Don't get me wrong here.  When the price of oil rises producing companies make out like bandits.  However, for mega-projects that take 6-10 years to bring on, the conditions that these projects are planned under rarely if ever exist when the projects actually come to fruition.  When commodity prices rise, costs rise, and inefficiencies show up everywhere. Consequently, projects universally come in late and over budget.  But in the end the projects make much more money than they would have if they had been executed efficiently in a low-commodity-price environment.
Look at Oil & Liquids Capacity to Outstrip Demand Until At Least 2010: New CERA Report for information about the CERA "delay & disruption" scenario that Stuart pointed out above.

There's not much there, unfortunately, nor was there much in the multimedia presentation we got access to lately from the CERA analysts. However, making an elementary point here, overall depletion in existing conventional crude oil sources is inexorable and never delayed while new projects are subject to the exigencies of investment, market price, technology, geology and politics. This must have been part of why Jean Laherrere thought that all new projects should come with an associated "probability of successful [projected] production [by the target date]" calculation.
Insurance adjustors have tools like mortality tables to figure out whether someone is a good risk or not. Based on age they can figure out the probability that you will live long enough to pay enough into your policy.

Now, I realize oil projects are different beasts. However, I would think that we could come up with a way to obtain a probability estimate for a project's: a) chance of starting on schedule b) hitting peak production.

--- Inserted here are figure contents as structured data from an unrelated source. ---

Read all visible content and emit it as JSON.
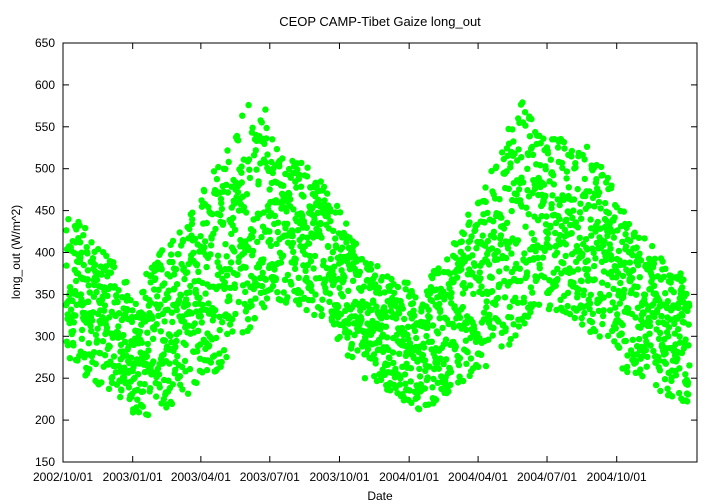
{
  "chart_data": {
    "type": "scatter",
    "title": "CEOP CAMP-Tibet Gaize  long_out",
    "xlabel": "Date",
    "ylabel": "long_out (W/m^2)",
    "ylim": [
      150,
      650
    ],
    "xlim": [
      "2002-10-01",
      "2005-01-15"
    ],
    "yticks": [
      150,
      200,
      250,
      300,
      350,
      400,
      450,
      500,
      550,
      600,
      650
    ],
    "xticks": [
      {
        "label": "2002/10/01",
        "date": "2002-10-01"
      },
      {
        "label": "2003/01/01",
        "date": "2003-01-01"
      },
      {
        "label": "2003/04/01",
        "date": "2003-04-01"
      },
      {
        "label": "2003/07/01",
        "date": "2003-07-01"
      },
      {
        "label": "2003/10/01",
        "date": "2003-10-01"
      },
      {
        "label": "2004/01/01",
        "date": "2004-01-01"
      },
      {
        "label": "2004/04/01",
        "date": "2004-04-01"
      },
      {
        "label": "2004/07/01",
        "date": "2004-07-01"
      },
      {
        "label": "2004/10/01",
        "date": "2004-10-01"
      }
    ],
    "grid": false,
    "marker_color": "#00ff00",
    "envelope": [
      {
        "date": "2002-10-05",
        "min": 270,
        "max": 455
      },
      {
        "date": "2002-10-20",
        "min": 255,
        "max": 445
      },
      {
        "date": "2002-11-10",
        "min": 245,
        "max": 420
      },
      {
        "date": "2002-12-01",
        "min": 235,
        "max": 395
      },
      {
        "date": "2002-12-20",
        "min": 225,
        "max": 375
      },
      {
        "date": "2003-01-05",
        "min": 200,
        "max": 345
      },
      {
        "date": "2003-01-20",
        "min": 205,
        "max": 380
      },
      {
        "date": "2003-02-05",
        "min": 210,
        "max": 400
      },
      {
        "date": "2003-03-01",
        "min": 220,
        "max": 420
      },
      {
        "date": "2003-04-01",
        "min": 245,
        "max": 470
      },
      {
        "date": "2003-05-01",
        "min": 265,
        "max": 520
      },
      {
        "date": "2003-06-01",
        "min": 300,
        "max": 575
      },
      {
        "date": "2003-06-20",
        "min": 330,
        "max": 585
      },
      {
        "date": "2003-07-15",
        "min": 335,
        "max": 515
      },
      {
        "date": "2003-08-15",
        "min": 330,
        "max": 510
      },
      {
        "date": "2003-09-15",
        "min": 315,
        "max": 475
      },
      {
        "date": "2003-10-15",
        "min": 270,
        "max": 430
      },
      {
        "date": "2003-11-15",
        "min": 235,
        "max": 390
      },
      {
        "date": "2003-12-15",
        "min": 215,
        "max": 370
      },
      {
        "date": "2004-01-15",
        "min": 210,
        "max": 360
      },
      {
        "date": "2004-02-15",
        "min": 225,
        "max": 390
      },
      {
        "date": "2004-03-15",
        "min": 245,
        "max": 440
      },
      {
        "date": "2004-04-15",
        "min": 265,
        "max": 490
      },
      {
        "date": "2004-05-15",
        "min": 290,
        "max": 560
      },
      {
        "date": "2004-05-28",
        "min": 300,
        "max": 600
      },
      {
        "date": "2004-06-15",
        "min": 330,
        "max": 545
      },
      {
        "date": "2004-07-15",
        "min": 330,
        "max": 540
      },
      {
        "date": "2004-08-15",
        "min": 315,
        "max": 535
      },
      {
        "date": "2004-09-15",
        "min": 285,
        "max": 500
      },
      {
        "date": "2004-10-15",
        "min": 255,
        "max": 440
      },
      {
        "date": "2004-11-15",
        "min": 240,
        "max": 410
      },
      {
        "date": "2004-12-15",
        "min": 225,
        "max": 385
      },
      {
        "date": "2005-01-05",
        "min": 215,
        "max": 370
      }
    ]
  }
}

We have a lot of historical data for this sort of thing.

The problem is that if you are doing mortality of people, that you will have a large enough sample you can be pretty sure that actual mortality will be pretty close to the actuarial tables.

If you had thousands of oil projects, the hurricanes and wars could be dealt with in terms of probabilities, but there are just a handful of projects - not enough that one can rely upon statistics like this.  

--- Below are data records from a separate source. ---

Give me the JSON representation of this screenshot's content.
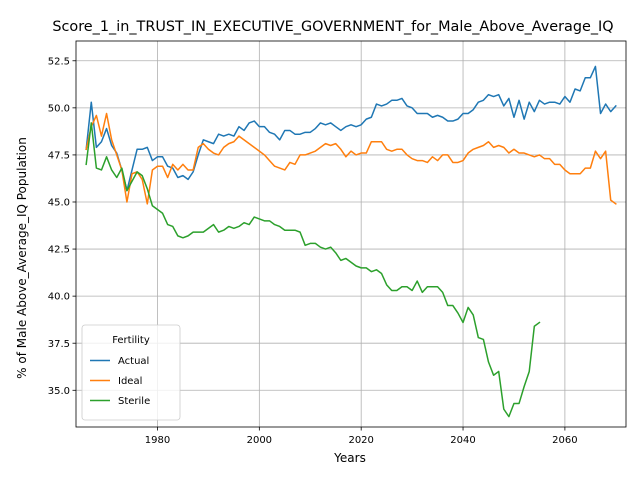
{
  "chart_data": {
    "type": "line",
    "title": "Score_1_in_TRUST_IN_EXECUTIVE_GOVERNMENT_for_Male_Above_Average_IQ",
    "xlabel": "Years",
    "ylabel": "% of Male Above_Average_IQ Population",
    "xlim": [
      2964,
      3072
    ],
    "ylim": [
      33.05,
      53.55
    ],
    "x_ticks": [
      1980,
      2000,
      2020,
      2040,
      2060
    ],
    "y_ticks": [
      35.0,
      37.5,
      40.0,
      42.5,
      45.0,
      47.5,
      50.0,
      52.5
    ],
    "x_tick_labels": [
      "1980",
      "2000",
      "2020",
      "2040",
      "2060"
    ],
    "y_tick_labels": [
      "35.0",
      "37.5",
      "40.0",
      "42.5",
      "45.0",
      "47.5",
      "50.0",
      "52.5"
    ],
    "grid": true,
    "legend": {
      "title": "Fertility",
      "position": "lower-left"
    },
    "series": [
      {
        "name": "Actual",
        "color": "#1f77b4",
        "x": [
          1966,
          1967,
          1968,
          1969,
          1970,
          1971,
          1972,
          1973,
          1974,
          1975,
          1976,
          1977,
          1978,
          1979,
          1980,
          1981,
          1982,
          1983,
          1984,
          1985,
          1986,
          1987,
          1988,
          1989,
          1990,
          1991,
          1992,
          1993,
          1994,
          1995,
          1996,
          1997,
          1998,
          1999,
          2000,
          2001,
          2002,
          2003,
          2004,
          2005,
          2006,
          2007,
          2008,
          2009,
          2010,
          2011,
          2012,
          2013,
          2014,
          2015,
          2016,
          2017,
          2018,
          2019,
          2020,
          2021,
          2022,
          2023,
          2024,
          2025,
          2026,
          2027,
          2028,
          2029,
          2030,
          2031,
          2032,
          2033,
          2034,
          2035,
          2036,
          2037,
          2038,
          2039,
          2040,
          2041,
          2042,
          2043,
          2044,
          2045,
          2046,
          2047,
          2048,
          2049,
          2050,
          2051,
          2052,
          2053,
          2054,
          2055,
          2056,
          2057,
          2058,
          2059,
          2060,
          2061,
          2062,
          2063,
          2064,
          2065,
          2066,
          2067,
          2068,
          2069,
          2070
        ],
        "values": [
          47.8,
          50.3,
          47.9,
          48.2,
          48.9,
          48.0,
          47.6,
          46.7,
          45.6,
          46.7,
          47.8,
          47.8,
          47.9,
          47.2,
          47.4,
          47.4,
          46.9,
          46.8,
          46.3,
          46.4,
          46.2,
          46.6,
          47.5,
          48.3,
          48.2,
          48.1,
          48.6,
          48.5,
          48.6,
          48.5,
          49.0,
          48.8,
          49.2,
          49.3,
          49.0,
          49.0,
          48.7,
          48.6,
          48.3,
          48.8,
          48.8,
          48.6,
          48.6,
          48.7,
          48.7,
          48.9,
          49.2,
          49.1,
          49.2,
          49.0,
          48.8,
          49.0,
          49.1,
          49.0,
          49.1,
          49.4,
          49.5,
          50.2,
          50.1,
          50.2,
          50.4,
          50.4,
          50.5,
          50.1,
          50.0,
          49.7,
          49.7,
          49.7,
          49.5,
          49.6,
          49.5,
          49.3,
          49.3,
          49.4,
          49.7,
          49.7,
          49.9,
          50.3,
          50.4,
          50.7,
          50.6,
          50.7,
          50.1,
          50.5,
          49.5,
          50.4,
          49.4,
          50.3,
          49.8,
          50.4,
          50.2,
          50.3,
          50.3,
          50.2,
          50.6,
          50.3,
          51.0,
          50.9,
          51.6,
          51.6,
          52.2,
          49.7,
          50.2,
          49.8,
          50.1
        ]
      },
      {
        "name": "Ideal",
        "color": "#ff7f0e",
        "x": [
          1966,
          1967,
          1968,
          1969,
          1970,
          1971,
          1972,
          1973,
          1974,
          1975,
          1976,
          1977,
          1978,
          1979,
          1980,
          1981,
          1982,
          1983,
          1984,
          1985,
          1986,
          1987,
          1988,
          1989,
          1990,
          1991,
          1992,
          1993,
          1994,
          1995,
          1996,
          1997,
          1998,
          1999,
          2000,
          2001,
          2002,
          2003,
          2004,
          2005,
          2006,
          2007,
          2008,
          2009,
          2010,
          2011,
          2012,
          2013,
          2014,
          2015,
          2016,
          2017,
          2018,
          2019,
          2020,
          2021,
          2022,
          2023,
          2024,
          2025,
          2026,
          2027,
          2028,
          2029,
          2030,
          2031,
          2032,
          2033,
          2034,
          2035,
          2036,
          2037,
          2038,
          2039,
          2040,
          2041,
          2042,
          2043,
          2044,
          2045,
          2046,
          2047,
          2048,
          2049,
          2050,
          2051,
          2052,
          2053,
          2054,
          2055,
          2056,
          2057,
          2058,
          2059,
          2060,
          2061,
          2062,
          2063,
          2064,
          2065,
          2066,
          2067,
          2068,
          2069,
          2070
        ],
        "values": [
          47.8,
          49.0,
          49.6,
          48.5,
          49.7,
          48.3,
          47.5,
          46.7,
          45.0,
          46.5,
          46.6,
          46.2,
          44.9,
          46.7,
          46.9,
          46.9,
          46.3,
          47.0,
          46.7,
          47.0,
          46.7,
          46.7,
          47.9,
          48.1,
          47.8,
          47.6,
          47.5,
          47.9,
          48.1,
          48.2,
          48.5,
          48.3,
          48.1,
          47.9,
          47.7,
          47.5,
          47.2,
          46.9,
          46.8,
          46.7,
          47.1,
          47.0,
          47.5,
          47.5,
          47.6,
          47.7,
          47.9,
          48.1,
          48.0,
          48.1,
          47.8,
          47.4,
          47.7,
          47.5,
          47.6,
          47.6,
          48.2,
          48.2,
          48.2,
          47.8,
          47.7,
          47.8,
          47.8,
          47.5,
          47.3,
          47.2,
          47.2,
          47.1,
          47.4,
          47.2,
          47.5,
          47.5,
          47.1,
          47.1,
          47.2,
          47.6,
          47.8,
          47.9,
          48.0,
          48.2,
          47.9,
          48.0,
          47.9,
          47.6,
          47.8,
          47.6,
          47.6,
          47.5,
          47.4,
          47.5,
          47.3,
          47.3,
          47.0,
          47.0,
          46.7,
          46.5,
          46.5,
          46.5,
          46.8,
          46.8,
          47.7,
          47.3,
          47.7,
          45.1,
          44.9
        ]
      },
      {
        "name": "Sterile",
        "color": "#2ca02c",
        "x": [
          1966,
          1967,
          1968,
          1969,
          1970,
          1971,
          1972,
          1973,
          1974,
          1975,
          1976,
          1977,
          1978,
          1979,
          1980,
          1981,
          1982,
          1983,
          1984,
          1985,
          1986,
          1987,
          1988,
          1989,
          1990,
          1991,
          1992,
          1993,
          1994,
          1995,
          1996,
          1997,
          1998,
          1999,
          2000,
          2001,
          2002,
          2003,
          2004,
          2005,
          2006,
          2007,
          2008,
          2009,
          2010,
          2011,
          2012,
          2013,
          2014,
          2015,
          2016,
          2017,
          2018,
          2019,
          2020,
          2021,
          2022,
          2023,
          2024,
          2025,
          2026,
          2027,
          2028,
          2029,
          2030,
          2031,
          2032,
          2033,
          2034,
          2035,
          2036,
          2037,
          2038,
          2039,
          2040,
          2041,
          2042,
          2043,
          2044,
          2045,
          2046,
          2047,
          2048,
          2049,
          2050,
          2051,
          2052,
          2053,
          2054,
          2055
        ],
        "values": [
          47.0,
          49.2,
          46.8,
          46.7,
          47.4,
          46.7,
          46.3,
          46.8,
          45.6,
          46.1,
          46.6,
          46.4,
          45.7,
          44.8,
          44.6,
          44.4,
          43.8,
          43.7,
          43.2,
          43.1,
          43.2,
          43.4,
          43.4,
          43.4,
          43.6,
          43.8,
          43.4,
          43.5,
          43.7,
          43.6,
          43.7,
          43.9,
          43.8,
          44.2,
          44.1,
          44.0,
          44.0,
          43.8,
          43.7,
          43.5,
          43.5,
          43.5,
          43.4,
          42.7,
          42.8,
          42.8,
          42.6,
          42.5,
          42.6,
          42.3,
          41.9,
          42.0,
          41.8,
          41.6,
          41.5,
          41.5,
          41.3,
          41.4,
          41.2,
          40.6,
          40.3,
          40.3,
          40.5,
          40.5,
          40.3,
          40.8,
          40.2,
          40.5,
          40.5,
          40.5,
          40.2,
          39.5,
          39.5,
          39.1,
          38.6,
          39.4,
          39.0,
          37.8,
          37.7,
          36.5,
          35.8,
          36.0,
          34.0,
          33.6,
          34.3,
          34.3,
          35.2,
          36.0,
          38.4,
          38.6
        ]
      }
    ]
  }
}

It is because there are many examples of this type, where both negotiation and development times are significant, that it is likely overly optimistic to look much  beyond the currently planned projects to anticipate supply capabilities up to 2010.

True enough for major projects - but what about smaller projects?  Are there enough that in aggregate, they might provide a not-insiginificant percentage of additional production?

And does this also apply to extensions or infill of existing fields?  That sort of work does a lot to maintain output beyond forecasts, but does not always show up in the press releases.  I doubt tbat, however long the list of planned major projects is, it accounts for more than 75% of rig activity.

Unfortunately as you go after smaller fields and new wells related to existing fields, then the risks of the venture become greater, and the production times become shorter.  I seem to remember reading somewhere that the average well in the US now starts at an average 50 bd and the overall field average is now around 11 bd.